在列表列表中的同一索引上查找匹配元素？

Question

I am coding a tic tac toe game the game board looks as follows:

game = [[1, 0, 1],
        [1, 1, 0],
        [1, 1, 0],]

I am trying the following function:

def vertical_win(game):
    for column, row in enumerate(game):
        check = []
        check.append(row[0])
        if check.count(check[0]) == len(check) and check[0] != 0:
            print("Winner")

Output:

Winner
Winner
Winner

it is only iterating over the 0th element of each list.
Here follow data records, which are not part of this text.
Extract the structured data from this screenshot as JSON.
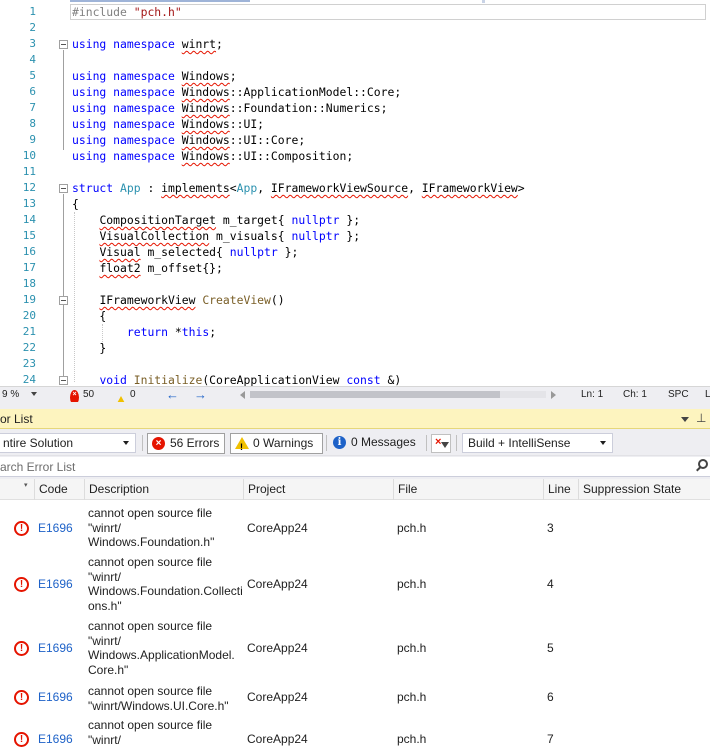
{
  "editor": {
    "line_numbers": [
      "1",
      "2",
      "3",
      "4",
      "5",
      "6",
      "7",
      "8",
      "9",
      "10",
      "11",
      "12",
      "13",
      "14",
      "15",
      "16",
      "17",
      "18",
      "19",
      "20",
      "21",
      "22",
      "23",
      "24"
    ],
    "status": {
      "zoom": "9 %",
      "errors": "50",
      "warnings": "0",
      "back_arrow": "←",
      "forward_arrow": "→",
      "ln": "Ln: 1",
      "ch": "Ch: 1",
      "mode": "SPC",
      "crlf": "L"
    }
  },
  "error_list": {
    "title": "or List",
    "scope": "ntire Solution",
    "errors_btn": "56 Errors",
    "warnings_btn": "0 Warnings",
    "messages_btn": "0 Messages",
    "build_filter": "Build + IntelliSense",
    "search_placeholder": "arch Error List",
    "columns": {
      "code": "Code",
      "description": "Description",
      "project": "Project",
      "file": "File",
      "line": "Line",
      "suppression": "Suppression State"
    },
    "rows": [
      {
        "code": "E1696",
        "description": "cannot open source file\n\"winrt/\nWindows.Foundation.h\"",
        "project": "CoreApp24",
        "file": "pch.h",
        "line": "3"
      },
      {
        "code": "E1696",
        "description": "cannot open source file\n\"winrt/\nWindows.Foundation.Collecti\nons.h\"",
        "project": "CoreApp24",
        "file": "pch.h",
        "line": "4"
      },
      {
        "code": "E1696",
        "description": "cannot open source file\n\"winrt/\nWindows.ApplicationModel.\nCore.h\"",
        "project": "CoreApp24",
        "file": "pch.h",
        "line": "5"
      },
      {
        "code": "E1696",
        "description": "cannot open source file\n\"winrt/Windows.UI.Core.h\"",
        "project": "CoreApp24",
        "file": "pch.h",
        "line": "6"
      },
      {
        "code": "E1696",
        "description": "cannot open source file\n\"winrt/\nWindows.UI.Composition.h\"",
        "project": "CoreApp24",
        "file": "pch.h",
        "line": "7"
      }
    ]
  }
}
And if the number it displays winner for a each number per row instead of matching all three numbers of each list.

Answer 1

An easy way to get the "columns" of the game board is to use zip() :

>>> cols = [*zip(*game)]
>>> cols
[(1, 1, 1), (0, 1, 1), (1, 0, 0)]

From here you can check for a win with a membership test:

if (0, 0, 0) in cols:
    print("player 0 wins")
elif (1, 1, 1) in cols:
    print("player 1 wins")

Putting it together:

def vertical_win(game):
    cols = [*zip(*game)]
    if (0, 0, 0) in cols:
        print("player 0 wins")
    elif (1, 1, 1) in cols:
        print("player 1 wins")

You can very easily extend this to larger board sizes with this small modification:

def vertical_win(game):
    n = len(game)
    cols = [*zip(*game)]
    if (0,)*n in cols:
        print("player 0 wins")
    elif (1,)*n in cols:
        print("player 1 wins")

As for why your code isn't working:

>>> def vertical_win(game):
...     for col, row in enumerate(game):
...             print(col, row)
...             check = []
...             check.append(row[0])
...             print(check)
...
>>>
>>> vertical_win(game)
0 [1, 0, 1]
[1]
1 [1, 1, 0]
[1]
2 [1, 1, 0]
[1]

For all three iterations, the boolean expression if check.count(check[0]) == len(check) and check[0] != 0 for this particular board state is always going to be true because check[0] == 1 and check.count(1) == len([1]) and check[0] == 1 which is != 0 .

Answer 2

def vertical_win(game):
    for column in range(3):
        score = sum(row[column] for row in game)
        if score == 0 or score == 3:
            print("Winner")

Answer 3

You could write the following:

def vertical_win(game):
    # looping over all the items in the first item of the game
    for column in range(len(game[0])):
        # going over all the other games, and checking if they have the same values in a certain column
        for other in range(1, len(game)):
            # if they don't have the same value in a column break, since it won't be necessary to check
            # if all the items in game have the same value in a specific column, that
            # means that there will be no breaks so the else statement will run
            if game[0][column] != game[other][column]:
                break
        else:
            # return True if didn't break out of loop
            return True
    # return False if we didn't return True at any time
    return False

The function returns true when there is a vertical win, and it is also completely dynamic to the size of the game, so it could even work on a 4x4 grid. Also, if you want to, you can know in which index the win occurs by returning column together with the already returned value when returning True.